The iSchool at Illinois is involved in a partnership that has received a research grant from the Institute of Museum and Library Services for an extension of the Data Capsule service, which enables remote access by the HathiTrust Digital Library to other collections managed by research libraries. The partnership is led by the School of Informatics and Computing at Indiana University.
As the volume of digital content has expanded exponentially over the past several years, researchers and educators have recognized the potential of big data techniques to analyze, access, and organize digital scholarly collections. The Data Capsule service, which was developed for use in the HathiTrust Research Center (HTRC), creates virtual computers for users to access a restricted collection. Within HTRC, the Data Capsule service is used for non-consumptive analytics, which allow the computer to analyze the text but doesn’t allow the user to read or disseminate copyrighted content. Non-consumptive analytics include text extraction, textual analysis and information extraction, linguistic analysis, automated translation, image analysis, file manipulation, OCR correction, and indexing and search capabilities.
"Enabling greater library and archival community use of the HTRC Data Capsule service will open some very unique possibilities for use of born-digital content within many different types of libraries and archives," said Beth Plale, professor at Indiana University, who is leading the initiative. "The grant draws from years of experience of providing a similar service within HathiTrust and proposes to evaluate the needs of research libraries in other cases of restricted data requiring safeguarding the interests of right holders and protecting privacy."

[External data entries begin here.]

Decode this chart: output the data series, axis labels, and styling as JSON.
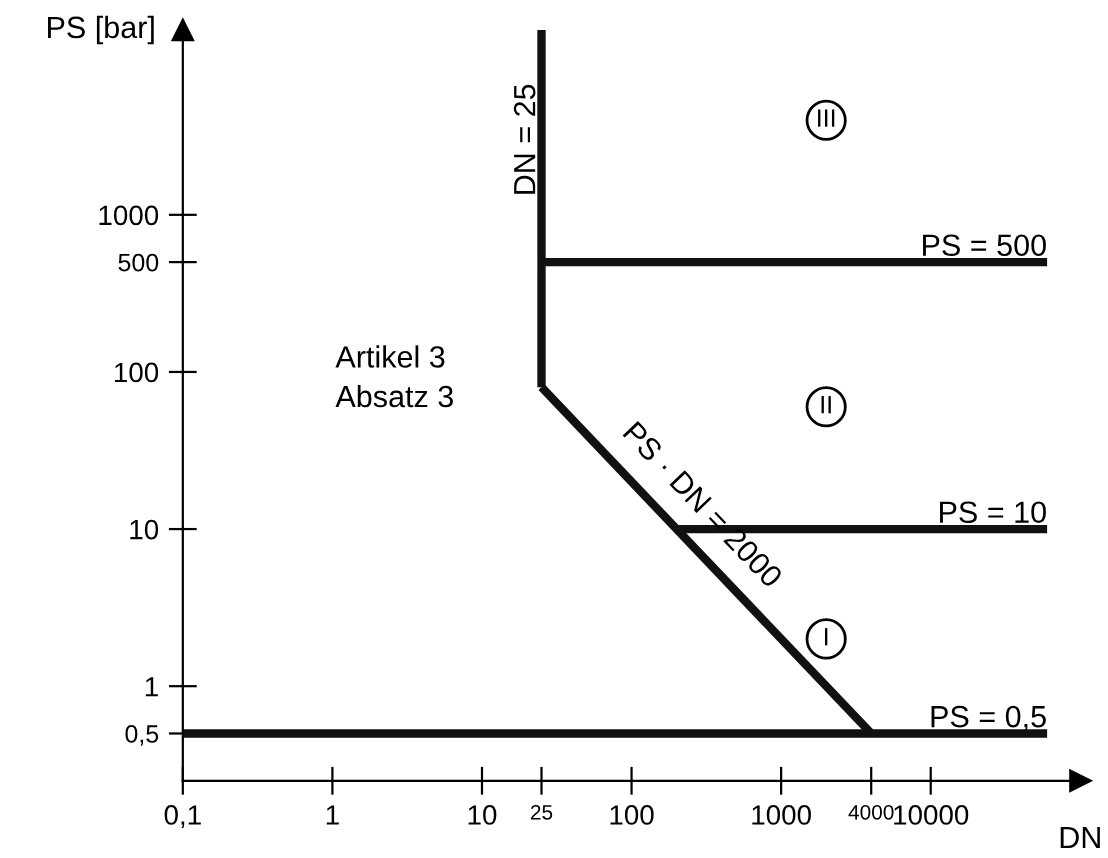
{
  "chart_data": {
    "type": "line",
    "xlabel": "DN",
    "ylabel": "PS [bar]",
    "log": "xy",
    "xlim": [
      0.1,
      100000
    ],
    "ylim": [
      0.25,
      15000
    ],
    "xticks": [
      {
        "value": 0.1,
        "label": "0,1"
      },
      1,
      10,
      25,
      100,
      1000,
      4000,
      10000
    ],
    "yticks": [
      {
        "value": 0.5,
        "label": "0,5"
      },
      1,
      10,
      100,
      500,
      1000
    ],
    "grid": false,
    "marker": "none",
    "line_style": "solid",
    "series": [
      {
        "color": "#111111",
        "x": [
          25,
          25
        ],
        "values": [
          80,
          15000
        ]
      },
      {
        "color": "#111111",
        "x": [
          25,
          4000
        ],
        "values": [
          80,
          0.5
        ]
      },
      {
        "color": "#111111",
        "x": [
          25,
          60000
        ],
        "values": [
          500,
          500
        ]
      },
      {
        "color": "#111111",
        "x": [
          200,
          60000
        ],
        "values": [
          10,
          10
        ]
      },
      {
        "color": "#111111",
        "x": [
          0.1,
          60000
        ],
        "values": [
          0.5,
          0.5
        ]
      }
    ],
    "annotations": [
      {
        "text": "DN = 25",
        "x": 25,
        "y": 3000
      },
      {
        "text": "PS = 500",
        "x": 60000,
        "y": 500
      },
      {
        "text": "PS = 10",
        "x": 60000,
        "y": 10
      },
      {
        "text": "PS = 0,5",
        "x": 60000,
        "y": 0.5
      },
      {
        "text": "PS · DN = 2000",
        "x": 200,
        "y": 10
      },
      {
        "text": "III",
        "x": 2000,
        "y": 4000
      },
      {
        "text": "II",
        "x": 2000,
        "y": 60
      },
      {
        "text": "I",
        "x": 2000,
        "y": 2
      },
      "Artikel 3\nAbsatz 3"
    ]
  }
}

The project will partner with eight academic libraries across the country to understand current library needs and practices in provisioning library services for computational access to special collections having constraints due to sensitivity or restrictions. It also will extend the Data Capsule service to broader needs of provisioning for analytical access to restricted collections across a range of collections and uses; study extensions of Data Capsule to cloud computing environments for broader uses; and identify gaps in skills needed for librarians to enable secure data analytics and provide resources that can address those gaps.
Funded partners include Illinois, Indiana, University of California at Berkeley, and the University of Virginia. Lafayette College, MIT, Rutgers University, Swarthmore College, and UCLA are also engaged in the project.
The two-year grant is for $360,000.
"We are delighted to be part of the partnership that is bringing the Data Capsule technology to the broader library world," said J. Stephen Downie, iSchool professor, associate dean for research, and co-director of the HTRC. "This exciting technology opens up analytic access to new collections that would otherwise have been restricted for researchers."